NI’s hospitality sector feels the pain of flag protests

Jobs in the hospitality industry will be lost in Northern Ireland if the on-going flag protests continue to affect the local economy.

The warning to NI’s Enterprise Minister Arlene Foster and Simon Hamilton MLA came from representatives of NI’s hospitality sector who voiced their concerns for the future of thousands of local businesses and the livelihoods of thousands of people across NI at a private meeting facilitated by Pubs of Ulster at Parliament Buildings in Belfast.

The move comes as Pubs of Ulster revealed that pubs, restaurants and hotels are suffering as a result of the flag protests, with people not going out and visitors opting to avoid towns and cities there.  As a result, trade has dropped by an average of 30% and in some cases by as much as 55% over recent weeks.  In real terms, this means that the industry is currently suffering a dramatic drop in turnover, with one publican alone reporting a loss of £95,000 before Christmas and £60,000 after the Christmas period.  Another local publican reports a 54% fall in trade last week alone. Representatives fear that the situation is showing no signs of improvement.  

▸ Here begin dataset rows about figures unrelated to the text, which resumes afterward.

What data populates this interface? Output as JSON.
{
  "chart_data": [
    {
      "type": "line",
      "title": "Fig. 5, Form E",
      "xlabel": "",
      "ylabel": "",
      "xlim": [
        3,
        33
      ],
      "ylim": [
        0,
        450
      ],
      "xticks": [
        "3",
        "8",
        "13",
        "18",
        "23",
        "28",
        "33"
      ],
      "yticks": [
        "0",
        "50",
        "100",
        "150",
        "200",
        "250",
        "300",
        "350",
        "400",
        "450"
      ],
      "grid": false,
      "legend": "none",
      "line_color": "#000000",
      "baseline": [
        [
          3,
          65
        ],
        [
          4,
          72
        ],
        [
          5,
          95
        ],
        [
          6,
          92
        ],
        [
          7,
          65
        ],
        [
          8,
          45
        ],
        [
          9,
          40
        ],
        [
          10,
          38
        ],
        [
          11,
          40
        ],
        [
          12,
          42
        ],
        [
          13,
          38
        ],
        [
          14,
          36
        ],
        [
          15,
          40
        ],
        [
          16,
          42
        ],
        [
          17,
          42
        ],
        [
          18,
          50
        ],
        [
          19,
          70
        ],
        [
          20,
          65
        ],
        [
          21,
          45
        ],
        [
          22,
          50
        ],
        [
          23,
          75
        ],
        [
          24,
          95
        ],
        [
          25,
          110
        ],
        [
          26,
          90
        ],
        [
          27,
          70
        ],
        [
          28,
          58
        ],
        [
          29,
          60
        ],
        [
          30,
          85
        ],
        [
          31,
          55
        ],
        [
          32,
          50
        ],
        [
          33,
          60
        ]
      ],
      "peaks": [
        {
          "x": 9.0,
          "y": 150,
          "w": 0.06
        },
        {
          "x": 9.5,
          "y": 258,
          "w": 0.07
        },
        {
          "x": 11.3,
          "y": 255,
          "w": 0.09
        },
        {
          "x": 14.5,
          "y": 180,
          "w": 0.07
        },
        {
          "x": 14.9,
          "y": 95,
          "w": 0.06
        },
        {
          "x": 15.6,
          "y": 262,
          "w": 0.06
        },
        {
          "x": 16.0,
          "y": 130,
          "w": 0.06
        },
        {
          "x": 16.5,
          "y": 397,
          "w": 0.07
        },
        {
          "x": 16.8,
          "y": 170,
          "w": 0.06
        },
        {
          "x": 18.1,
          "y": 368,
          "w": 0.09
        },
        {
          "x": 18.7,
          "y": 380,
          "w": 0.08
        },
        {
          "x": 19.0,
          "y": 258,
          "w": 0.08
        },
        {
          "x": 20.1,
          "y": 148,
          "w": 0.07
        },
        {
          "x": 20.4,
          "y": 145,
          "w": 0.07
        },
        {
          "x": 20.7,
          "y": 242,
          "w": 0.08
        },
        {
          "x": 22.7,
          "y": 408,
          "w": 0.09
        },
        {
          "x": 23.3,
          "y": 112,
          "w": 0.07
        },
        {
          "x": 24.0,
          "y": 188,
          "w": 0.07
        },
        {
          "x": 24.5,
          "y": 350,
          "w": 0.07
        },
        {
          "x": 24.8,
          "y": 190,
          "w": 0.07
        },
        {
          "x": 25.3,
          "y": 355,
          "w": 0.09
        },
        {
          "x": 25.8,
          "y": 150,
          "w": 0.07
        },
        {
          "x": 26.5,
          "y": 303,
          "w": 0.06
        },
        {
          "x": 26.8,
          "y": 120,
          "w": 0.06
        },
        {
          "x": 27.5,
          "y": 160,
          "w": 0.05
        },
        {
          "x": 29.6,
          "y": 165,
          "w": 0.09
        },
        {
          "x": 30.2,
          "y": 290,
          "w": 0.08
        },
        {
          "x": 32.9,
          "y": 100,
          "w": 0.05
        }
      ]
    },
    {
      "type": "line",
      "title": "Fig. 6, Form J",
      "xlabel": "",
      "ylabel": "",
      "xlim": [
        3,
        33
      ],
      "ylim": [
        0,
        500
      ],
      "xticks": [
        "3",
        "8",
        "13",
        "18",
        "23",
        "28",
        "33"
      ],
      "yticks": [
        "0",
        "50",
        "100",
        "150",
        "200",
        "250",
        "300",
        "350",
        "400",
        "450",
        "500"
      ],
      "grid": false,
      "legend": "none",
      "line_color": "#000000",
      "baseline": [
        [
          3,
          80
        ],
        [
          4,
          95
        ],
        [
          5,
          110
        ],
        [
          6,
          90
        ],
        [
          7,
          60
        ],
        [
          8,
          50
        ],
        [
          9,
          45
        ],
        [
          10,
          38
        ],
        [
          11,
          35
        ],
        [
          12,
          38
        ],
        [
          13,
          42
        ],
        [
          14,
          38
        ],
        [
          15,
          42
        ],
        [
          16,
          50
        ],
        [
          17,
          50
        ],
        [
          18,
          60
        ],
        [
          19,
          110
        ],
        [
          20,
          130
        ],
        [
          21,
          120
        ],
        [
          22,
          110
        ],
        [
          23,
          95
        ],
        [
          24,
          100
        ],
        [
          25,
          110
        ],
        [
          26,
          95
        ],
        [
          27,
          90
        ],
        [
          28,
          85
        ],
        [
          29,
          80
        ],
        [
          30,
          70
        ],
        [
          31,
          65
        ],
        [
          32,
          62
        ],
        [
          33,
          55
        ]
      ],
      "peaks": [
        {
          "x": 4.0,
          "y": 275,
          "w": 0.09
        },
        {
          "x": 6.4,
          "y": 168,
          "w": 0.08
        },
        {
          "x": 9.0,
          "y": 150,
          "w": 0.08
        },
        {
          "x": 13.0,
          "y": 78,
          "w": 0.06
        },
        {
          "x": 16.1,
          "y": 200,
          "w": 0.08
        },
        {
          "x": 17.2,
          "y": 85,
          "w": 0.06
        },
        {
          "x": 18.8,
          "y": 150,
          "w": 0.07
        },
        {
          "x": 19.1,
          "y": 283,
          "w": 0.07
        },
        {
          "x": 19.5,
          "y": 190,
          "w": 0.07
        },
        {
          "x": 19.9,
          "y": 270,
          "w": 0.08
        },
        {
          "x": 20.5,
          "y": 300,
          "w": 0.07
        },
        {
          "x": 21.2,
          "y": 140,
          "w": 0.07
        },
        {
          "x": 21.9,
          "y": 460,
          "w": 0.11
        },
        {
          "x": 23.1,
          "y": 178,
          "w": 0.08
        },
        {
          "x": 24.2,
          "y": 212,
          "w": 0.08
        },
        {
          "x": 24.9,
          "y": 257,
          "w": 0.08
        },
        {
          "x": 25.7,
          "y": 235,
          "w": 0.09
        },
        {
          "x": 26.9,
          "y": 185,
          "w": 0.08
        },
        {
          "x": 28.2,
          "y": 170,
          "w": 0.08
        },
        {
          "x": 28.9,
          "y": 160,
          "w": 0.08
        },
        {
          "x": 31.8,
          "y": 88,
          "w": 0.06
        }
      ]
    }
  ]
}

“I welcome the opportunity to meet with representatives of the hospitality sector to hear their concerns about the effect the current situation is having on their business,” commented Enterprise Minister Arlene Foster, “I share their frustration and that of the wider business community when I hear trade is suffering as a result.
“The hospitality industry has a very important role to play in giving Belfast the kind of ‘buzz’ and atmosphere that saw the city being voted one of the world’s top destinations for 2012 by the National Geographic Traveller magazine. We spent a lot of time last year building up the image of Northern Ireland,” she added.

Pubs of Ulster Chief Executive Colin Neill said, “Our figures speak for themselves and it’s clear that businesses cannot operate for very long in these conditions.  Pubs, restaurants and hotels all rely on people leaving their homes, so if people don’t go out, we lose out.  Whilst we obviously need a political solution to the situation, we are now at a point where something has to be done and action needs to be taken to help the struggling evening economy”.